From border security to public land use to government agency overreach, U.S. Rep. Harriet Hageman’s recent Fremont County town hall spanned issues important to Wyoming and provided some insight into the work she’s done during her first term.

As part of her campaign pledge to visit every county every year while serving in Congress, Hageman held a town hall in Dubois at the National Museum of Military Vehicles Wednesday, when she heard from residents both concerned about the direction of the federal government and grateful for her leadership.

Town halls – and hearing from voters – is an important part of the work she does, Hageman explained in a Wednesday interview. “I open it up to questions so that I can have a dialogue with the folks there,” she said of the feedback she gathers to take back to Washington. “I don’t really know how to represent the people unless I come back and talk to them.”

One of the biggest issues on Hageman’s plate and the thing she’s heard the most about from Wyoming residents continues to be border security, something she said is central to the nation’s security and identity. “It shouldn’t be this difficult. It shouldn’t be a fight,” she said of the battle with Democrats over securing the border. “That’s the bizarre part. If you don’t have a border, then you don’t have a country.”

The congresswoman recounted her three trips to the southern border and what she observed there, from a hole in the border wall where work was halted under President Biden, where an officer told her more than 200 bodies had been discovered after cartel murders, to crucial food production areas overrun by immigrants contaminating fields. During one such trip, Hageman said, she learned that the Department of Homeland Security has lost track of over 85,000 immigrant children into the interior of the U.S. “They are being trafficked, enslaved in factories … That is why I refer to this as one of the most inhumane things I’ve ever seen in my life,” Hageman explained.

While the House passed HR 2, which Hageman described as the nation’s strongest border security bill ever passed, the Senate has dropped the ball. The Senate version of the bill actually doesn’t address border security at all, rather just a piece of immigrant processing legislation, she said. “I do think that there is enough focus on this issue. I’m hoping that [Secretary of Homeland Security Alejandro] Mayorkas would attempt to do his job,” Hageman said.
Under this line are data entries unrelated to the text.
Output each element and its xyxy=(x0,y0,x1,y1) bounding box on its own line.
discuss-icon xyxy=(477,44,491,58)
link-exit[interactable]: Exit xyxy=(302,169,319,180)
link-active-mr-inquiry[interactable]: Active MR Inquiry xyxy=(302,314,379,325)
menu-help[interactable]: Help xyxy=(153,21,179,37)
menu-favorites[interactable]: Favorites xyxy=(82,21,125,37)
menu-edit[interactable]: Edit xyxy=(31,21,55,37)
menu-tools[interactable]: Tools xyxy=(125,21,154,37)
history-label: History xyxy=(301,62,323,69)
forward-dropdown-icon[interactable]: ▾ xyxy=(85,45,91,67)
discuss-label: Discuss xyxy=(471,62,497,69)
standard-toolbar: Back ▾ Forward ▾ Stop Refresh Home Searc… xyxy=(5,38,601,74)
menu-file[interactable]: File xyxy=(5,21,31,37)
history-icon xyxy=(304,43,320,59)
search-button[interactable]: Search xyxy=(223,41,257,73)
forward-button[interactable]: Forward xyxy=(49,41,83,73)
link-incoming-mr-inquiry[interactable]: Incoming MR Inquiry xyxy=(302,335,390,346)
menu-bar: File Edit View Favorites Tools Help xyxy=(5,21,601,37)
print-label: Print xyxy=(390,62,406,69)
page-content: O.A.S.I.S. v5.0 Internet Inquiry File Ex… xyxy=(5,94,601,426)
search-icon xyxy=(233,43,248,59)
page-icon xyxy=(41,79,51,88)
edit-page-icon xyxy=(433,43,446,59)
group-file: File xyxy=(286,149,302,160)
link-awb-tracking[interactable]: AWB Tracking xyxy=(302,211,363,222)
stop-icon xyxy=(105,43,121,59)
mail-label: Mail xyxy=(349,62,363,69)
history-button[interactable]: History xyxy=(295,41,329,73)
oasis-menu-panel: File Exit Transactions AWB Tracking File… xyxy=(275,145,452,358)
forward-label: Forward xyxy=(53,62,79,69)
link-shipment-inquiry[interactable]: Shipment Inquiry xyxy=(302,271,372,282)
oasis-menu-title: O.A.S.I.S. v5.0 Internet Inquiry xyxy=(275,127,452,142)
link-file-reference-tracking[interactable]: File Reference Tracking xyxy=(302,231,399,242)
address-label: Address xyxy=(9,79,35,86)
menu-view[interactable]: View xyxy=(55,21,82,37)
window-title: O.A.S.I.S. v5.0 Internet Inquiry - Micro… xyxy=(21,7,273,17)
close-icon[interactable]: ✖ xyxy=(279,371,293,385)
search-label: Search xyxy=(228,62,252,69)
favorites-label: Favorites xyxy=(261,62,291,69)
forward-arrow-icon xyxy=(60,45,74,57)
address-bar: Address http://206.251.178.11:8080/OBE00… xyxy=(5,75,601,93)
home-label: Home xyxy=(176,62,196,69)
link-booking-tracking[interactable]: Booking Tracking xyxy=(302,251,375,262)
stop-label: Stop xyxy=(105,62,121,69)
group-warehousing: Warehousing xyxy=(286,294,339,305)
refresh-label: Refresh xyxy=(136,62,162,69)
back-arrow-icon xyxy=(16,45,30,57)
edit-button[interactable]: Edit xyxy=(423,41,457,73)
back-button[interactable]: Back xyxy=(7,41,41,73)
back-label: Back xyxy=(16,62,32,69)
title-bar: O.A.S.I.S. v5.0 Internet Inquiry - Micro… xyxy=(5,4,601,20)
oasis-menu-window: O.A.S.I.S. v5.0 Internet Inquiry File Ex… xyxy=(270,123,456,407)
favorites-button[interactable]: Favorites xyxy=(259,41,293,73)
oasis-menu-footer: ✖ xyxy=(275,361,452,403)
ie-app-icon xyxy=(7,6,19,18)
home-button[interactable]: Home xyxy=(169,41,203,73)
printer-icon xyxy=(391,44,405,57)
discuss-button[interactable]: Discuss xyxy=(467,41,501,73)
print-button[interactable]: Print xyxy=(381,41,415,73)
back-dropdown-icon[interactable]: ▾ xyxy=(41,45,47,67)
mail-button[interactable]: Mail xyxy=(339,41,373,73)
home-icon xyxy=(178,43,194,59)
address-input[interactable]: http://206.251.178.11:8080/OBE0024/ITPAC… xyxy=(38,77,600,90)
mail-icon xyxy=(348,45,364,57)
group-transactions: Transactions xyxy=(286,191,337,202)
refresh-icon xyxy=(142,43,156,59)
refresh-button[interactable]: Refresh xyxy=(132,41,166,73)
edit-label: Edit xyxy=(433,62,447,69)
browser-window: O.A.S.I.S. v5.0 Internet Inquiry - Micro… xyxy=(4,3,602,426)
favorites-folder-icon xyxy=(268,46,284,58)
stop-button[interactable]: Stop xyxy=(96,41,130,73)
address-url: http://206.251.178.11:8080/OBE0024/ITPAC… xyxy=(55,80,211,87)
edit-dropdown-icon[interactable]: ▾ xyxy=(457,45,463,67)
Instead, Hageman said Mayorkas has committed high crimes and misdemeanors in failing to follow the law on border security, and has instead instituted a “catch and release” system where mass groups of illegal immigrants are paroled into the country. That is why the House passed articles of impeachment against him, which were delivered to and then immediately dismissed by the Senate. It’s the first time in U.S. history that the Senate has failed to hold an impeachment trial. “That just demonstrates the level of cover up that we’re dealing with,” Hageman said.

Proud moments

Hageman pointed to several bills that are hallmarks of her first term, including a bill that just passed the house that would unlock restrictions on tribal leases, and the “Fourth Amendment is Not For Sale” Act, which restricts federal law enforcement agencies from purchasing electronic data without a warrant. She’s also introduced the POSTAL Act, which would prevent the USPS from closing processing and distribution centers if doing so would negatively impact mail delivery or close the only such center in the state.

While the House has been relatively hamstrung during Hageman’s term, she said much has been done to expose federal corruption, from Hunter Biden’s laptop to the Twitter files, to working with the Selects Committee studying the January 6 Committee. “There are many things that have been exposed through this Congress,” she explained to the Dubois crowd on Wednesday.

She expanded on that thought during an interview. “We’ve had some really important wins this year with our leadership moving forward with the investigations that we’ve done. While there have been some fits and starts on the legislative front, we have been able to expose some things for the American people that wouldn’t otherwise have been exposed,” she said. “I have been able to be involved in many of those investigations and I have learned a lot from that. It’s helping us to formulate ideas so that we can rein in this federal government, and return to that idea where the individual is central, and not the government. I’m proud of that.”